Land of roses.
Henkel, Alice. "Land of roses." Independent (1848) 74, no. 3362
(May 8, 1913): 1051-1052.
[https://library-projects.providence.edu/rosarium/view?docId=tei/rg0073.xml]
To think of the Balkan region at the present time in connection with anything but war is difficult. Yet the mountain regions of Bulgaria are renowned for an industry so full of beauty and peacefulness that the simple peasant folk engaged in it would seem to have no place in their hearts for thoughts of war.
From out of this wild mountain country comes the world’s principal supply of that expensive luxury known as attar or otto of roses, or simply, rose oil, obtained by distillation of the flowers. An ounce costs at wholesale from $12 to $16.
Bulgaria has been renowned as a rose oil district since early in the seventeenth century. A sheltered situation protects the roses from weather extremes; heavy dews, overcast skies and showers at flowering time favorably affect the oil content; plenty of timber is available for firing the stills, and many streams furnish water for cooling the condensing pipes.
The famous rose district extends along the southern slope of the Balkan Mountains. Its average length is about eighty miles, its width some thirty. The rose gardens cover about 18,000 acres, scattered thru 150 villages, with the districts of Karlovo and Kazanlik in the lead in production.
The damask rose (Rosa damascena) of the old-fashioned garden is the kind generally cultivated in Bulgaria for the oil. White roses, yielding an inferior grade, are occasionally seen. A rose garden will produce flowers for about twenty years, but only one crop is obtained in a year.
The gathering of the roses is done mostly by women and young girls. Long before the sun rises, in May or early June, these peasant girls, clad in their bright-colored native costumes, are at work. For miles around the air is heavy with the fragrance, and as far as the eye can reach are thousands of closely grown rose hedges, about the hight of a man. The gathering must be done early in the morning, while the half-opened buds are still wet with dew.
The roses are broken off just below the calyx. A sticky waxlike substance from these calyxes clings to the hands of the girls plucking the roses, and this is scraped off from time to time, to be made up later into a salve that is claimed to be good for sore eyes; it is also used for perfuming tobacco, and for coating metal necklaces.

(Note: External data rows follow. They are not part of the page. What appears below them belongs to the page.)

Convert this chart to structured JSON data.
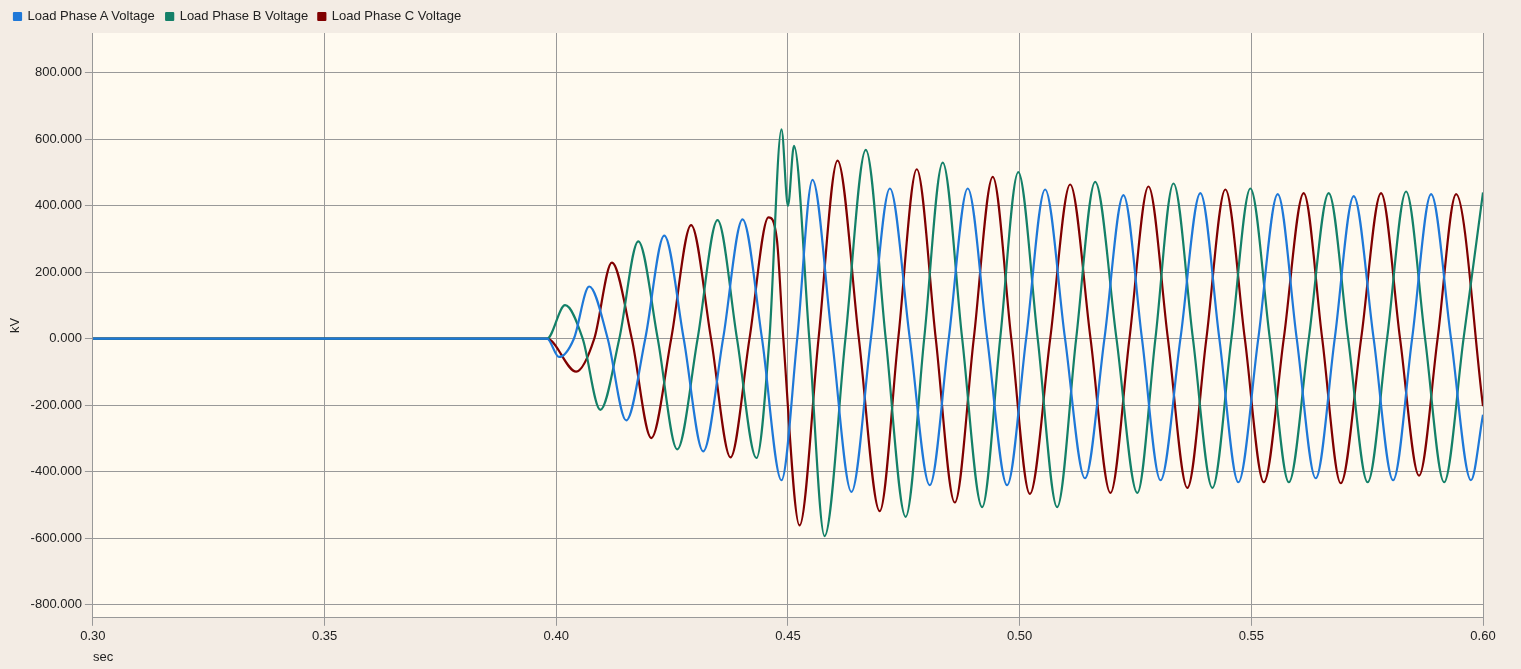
{
  "chart_data": {
    "type": "line",
    "xlabel": "sec",
    "ylabel": "kV",
    "legend": "top",
    "grid": true,
    "marker": "none",
    "line_style": "solid",
    "xlim": [
      0.3,
      0.6
    ],
    "xticks": [
      {
        "value": 0.3,
        "label": "0.30"
      },
      {
        "value": 0.35,
        "label": "0.35"
      },
      {
        "value": 0.4,
        "label": "0.40"
      },
      {
        "value": 0.45,
        "label": "0.45"
      },
      {
        "value": 0.5,
        "label": "0.50"
      },
      {
        "value": 0.55,
        "label": "0.55"
      },
      {
        "value": 0.6,
        "label": "0.60"
      }
    ],
    "ylim": [
      -840,
      920
    ],
    "yticks": [
      {
        "value": -800,
        "label": "-800.000"
      },
      {
        "value": -600,
        "label": "-600.000"
      },
      {
        "value": -400,
        "label": "-400.000"
      },
      {
        "value": -200,
        "label": "-200.000"
      },
      {
        "value": 0,
        "label": "0.000"
      },
      {
        "value": 200,
        "label": "200.000"
      },
      {
        "value": 400,
        "label": "400.000"
      },
      {
        "value": 600,
        "label": "600.000"
      },
      {
        "value": 800,
        "label": "800.000"
      }
    ],
    "series": [
      {
        "name": "Load Phase A Voltage",
        "color": "#1e78d8",
        "x": [
          0.3,
          0.398,
          0.4006,
          0.4038,
          0.4071,
          0.4111,
          0.4151,
          0.4192,
          0.4233,
          0.4275,
          0.4317,
          0.436,
          0.4402,
          0.4444,
          0.4486,
          0.452,
          0.4553,
          0.4595,
          0.4637,
          0.4679,
          0.472,
          0.4763,
          0.4806,
          0.4847,
          0.4888,
          0.493,
          0.4973,
          0.5014,
          0.5055,
          0.5098,
          0.5141,
          0.5183,
          0.5224,
          0.5264,
          0.5304,
          0.5347,
          0.539,
          0.5431,
          0.5472,
          0.5515,
          0.5557,
          0.5598,
          0.5639,
          0.568,
          0.5721,
          0.5764,
          0.5806,
          0.5847,
          0.5888,
          0.5931,
          0.5974,
          0.6
        ],
        "values": [
          0,
          0,
          -55,
          0,
          157,
          0,
          -246,
          0,
          310,
          0,
          -339,
          0,
          359,
          0,
          -426,
          0,
          478,
          0,
          -461,
          0,
          452,
          0,
          -441,
          0,
          452,
          0,
          -441,
          0,
          449,
          0,
          -420,
          0,
          432,
          0,
          -426,
          0,
          438,
          0,
          -432,
          0,
          435,
          0,
          -420,
          0,
          429,
          0,
          -426,
          0,
          435,
          0,
          -426,
          -229
        ]
      },
      {
        "name": "Load Phase B Voltage",
        "color": "#148068",
        "x": [
          0.3,
          0.398,
          0.4019,
          0.4057,
          0.4095,
          0.4136,
          0.4177,
          0.4219,
          0.4261,
          0.4305,
          0.4348,
          0.439,
          0.4432,
          0.446,
          0.4486,
          0.45,
          0.4513,
          0.4546,
          0.4579,
          0.4624,
          0.4668,
          0.4711,
          0.4754,
          0.4794,
          0.4834,
          0.4876,
          0.4919,
          0.4958,
          0.4997,
          0.5039,
          0.5081,
          0.5122,
          0.5163,
          0.5209,
          0.5254,
          0.5293,
          0.5332,
          0.5374,
          0.5416,
          0.5457,
          0.5498,
          0.554,
          0.5581,
          0.5624,
          0.5667,
          0.5709,
          0.5751,
          0.5793,
          0.5834,
          0.5875,
          0.5916,
          0.5958,
          0.6
        ],
        "values": [
          0,
          0,
          101,
          0,
          -214,
          0,
          293,
          0,
          -333,
          0,
          357,
          0,
          -359,
          0,
          630,
          400,
          580,
          0,
          -594,
          0,
          568,
          0,
          -536,
          0,
          530,
          0,
          -507,
          0,
          501,
          0,
          -507,
          0,
          472,
          0,
          -464,
          0,
          467,
          0,
          -449,
          0,
          452,
          0,
          -432,
          0,
          438,
          0,
          -432,
          0,
          443,
          0,
          -432,
          0,
          440
        ]
      },
      {
        "name": "Load Phase C Voltage",
        "color": "#800000",
        "x": [
          0.3,
          0.398,
          0.4043,
          0.4082,
          0.412,
          0.4163,
          0.4205,
          0.4248,
          0.4291,
          0.4334,
          0.4376,
          0.4417,
          0.4458,
          0.4476,
          0.449,
          0.4525,
          0.4566,
          0.4607,
          0.4653,
          0.4698,
          0.4738,
          0.4778,
          0.4819,
          0.486,
          0.4901,
          0.4942,
          0.4982,
          0.5022,
          0.5066,
          0.5109,
          0.5153,
          0.5196,
          0.5237,
          0.5278,
          0.532,
          0.5362,
          0.5403,
          0.5444,
          0.5486,
          0.5527,
          0.557,
          0.5613,
          0.5653,
          0.5693,
          0.5737,
          0.578,
          0.5821,
          0.5862,
          0.5902,
          0.5942,
          0.6
        ],
        "values": [
          0,
          0,
          -99,
          0,
          229,
          0,
          -299,
          0,
          342,
          0,
          -357,
          0,
          365,
          300,
          0,
          -562,
          0,
          536,
          0,
          -519,
          0,
          510,
          0,
          -493,
          0,
          487,
          0,
          -467,
          0,
          464,
          0,
          -464,
          0,
          458,
          0,
          -449,
          0,
          449,
          0,
          -432,
          0,
          438,
          0,
          -435,
          0,
          438,
          0,
          -412,
          0,
          435,
          -203
        ]
      }
    ]
  }
}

No wonder the oil is so expensive—about 200 pounds of roses yield a single ounce of the oil. Under the most favorable conditions an acre may produce from 4000 to 4500 pounds of roses; about 300 blossoms to the pound.
As soon as they are gathered, the roses are carried to the distillery, spread out in a cool shady place and distilled during the same day. Some of the larger establishments have modern equipment, but for the most part the process is carried on in the primitive fashion known to the peasants for ages; most frequently the distillery is merely a covered shed, open in front, under which the apparatus is placed. The rose water obtained from the first distillation is distilled a second time. Floating upon its surface are numerous tiny yellow oil globules—the attar of roses. When all the oil globules (called "butter" by the Bulgar) have come to the surface, they are skimmed off with a queer little conical spoon having a very fine opening thru which the water can run out, but not the oil.
Needless to say, attar of roses, because of its high price, is much subject to adulteration. An attractive souvenir bought at the foreign bazars is in the form of an oblong crystal flask holding about ten or fifteen drops of what may or may not be oil of rose. Sometimes the only oil of rose present consists in the dab of the precious oil on the skin covering the crystal stopper.